States Are Short the Contact Tracers Needed to Emerge Safely from Lockdowns

Gene Naumovsky

While reports of necessary contact tracers numbers differ, states reopen with minimal tracer numbers.

While experts cite contact tracing as a necessary component of pushing past the coronavirus pandemic, U.S. states don’t appear to have sufficient staffing to fulfill the process, according to the Wall Street Journal.

As states continue to lack effective contact tracing plans, epidemiologists warn of a continued spread of the novel coronavirus. Now, as protests, incited by the tragic killing of George Floyd in police custody, hit every state in the U.S., those worries are only growing. Robert Redfield, Centers for Disease Control and Prevention Director, told Congress that the nation requires between 30,000 and 100,000 contact tracers. Former CDC director, Dr. Tom Frieden, stated that the U.S. might need up to 300,000 tracers.

Director of the CDC’s Scientific Education and Professional Development division, Dr. Patricia Simone said, “All the states need contact tracers...some in quite large numbers.”

Another issue is that the estimates of needed tracers are changing every day. While the National Association of County and City Health Officials report that 30 contact tracers per 100,000 would be required for risk management (as well as to match Wuhan’s numbers), the Association of State and Territorial Health Officials stated that up to 300,000 would be necessary.

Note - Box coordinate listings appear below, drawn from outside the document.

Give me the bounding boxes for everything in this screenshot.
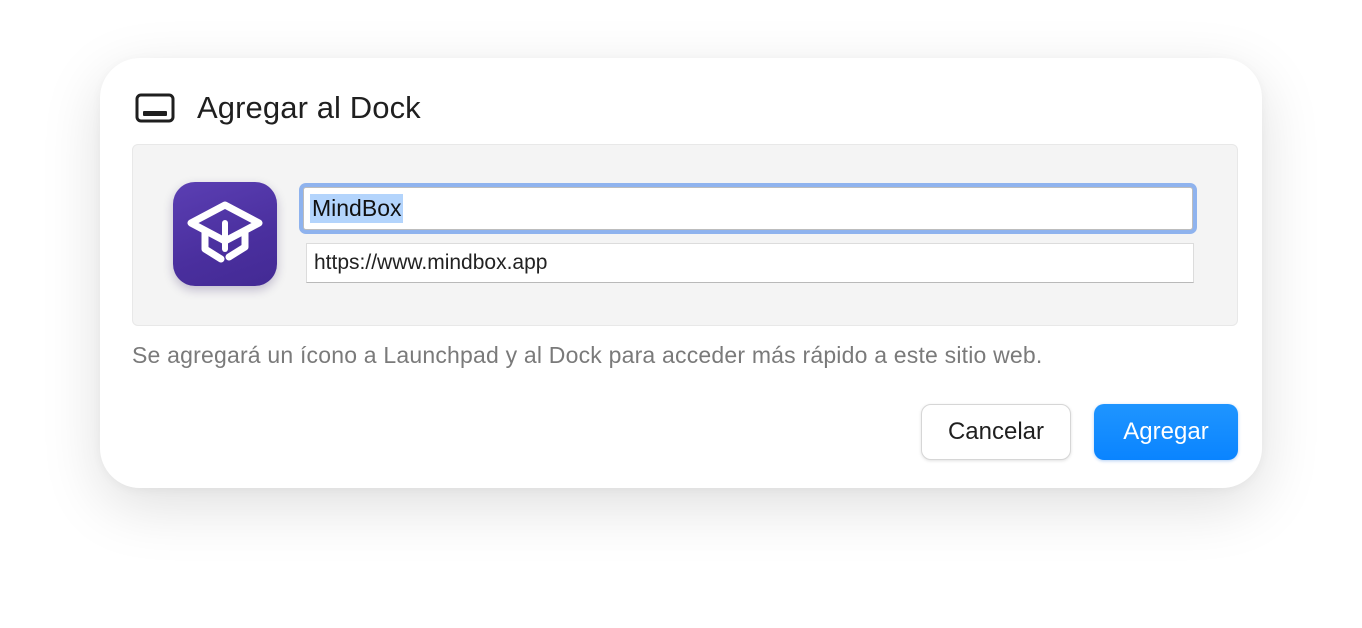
app-name-input[interactable]: MindBox — [303, 187, 1193, 230]
dialog-header: Agregar al Dock — [135, 86, 421, 130]
app-details-panel: MindBox https://www.mindbox.app — [132, 144, 1238, 326]
app-name-value: MindBox — [310, 194, 404, 223]
cancel-button[interactable]: Cancelar — [921, 404, 1071, 460]
add-to-dock-dialog: Agregar al Dock MindBox https://www.mind… — [100, 58, 1262, 488]
add-button[interactable]: Agregar — [1094, 404, 1238, 460]
dialog-description: Se agregará un ícono a Launchpad y al Do… — [132, 342, 1043, 368]
mindbox-app-icon — [173, 182, 277, 286]
dialog-title: Agregar al Dock — [197, 90, 421, 125]
app-url-value: https://www.mindbox.app — [314, 251, 548, 274]
app-url-input[interactable]: https://www.mindbox.app — [306, 243, 1194, 283]
dock-icon — [135, 92, 175, 124]
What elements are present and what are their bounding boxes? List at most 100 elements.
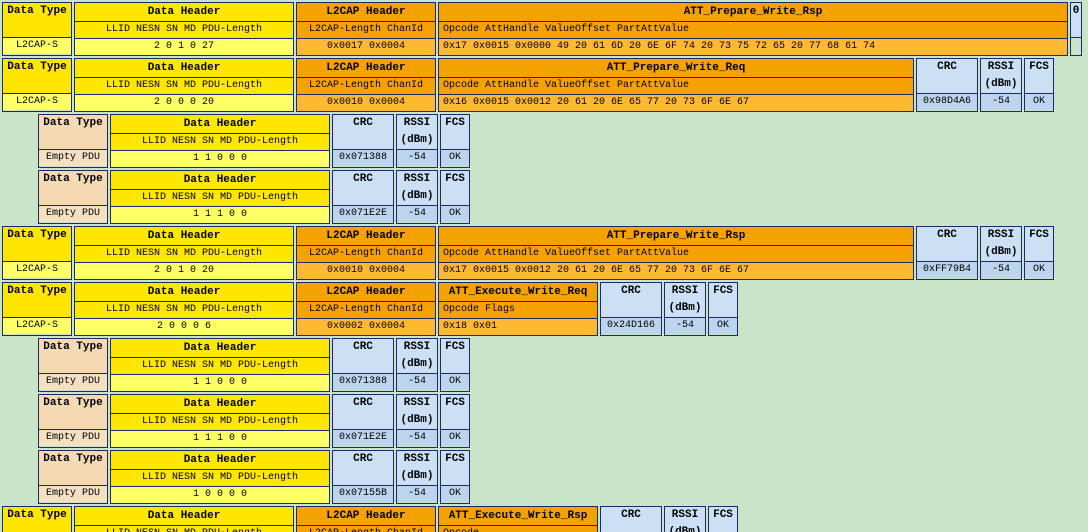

At the moment, states are reopening with a small percentage of those figures. In addition, many state public-health departments have suffered funding cuts over the last few years. While Scott Gottlieb, former Food and Drug Administration commissioner in the Trump administration, asked for $46.5 billion in funding for contact tracing, only $10.25 billion has been collected for both testing and contact tracing by the FDA.

Senior scholar at Johns Hopkins University Center for Health Security, Crystal Watson said, “We need to reprioritize and put this at the top of the list because we can bring transmission down to much lower levels and save thousands of lives.”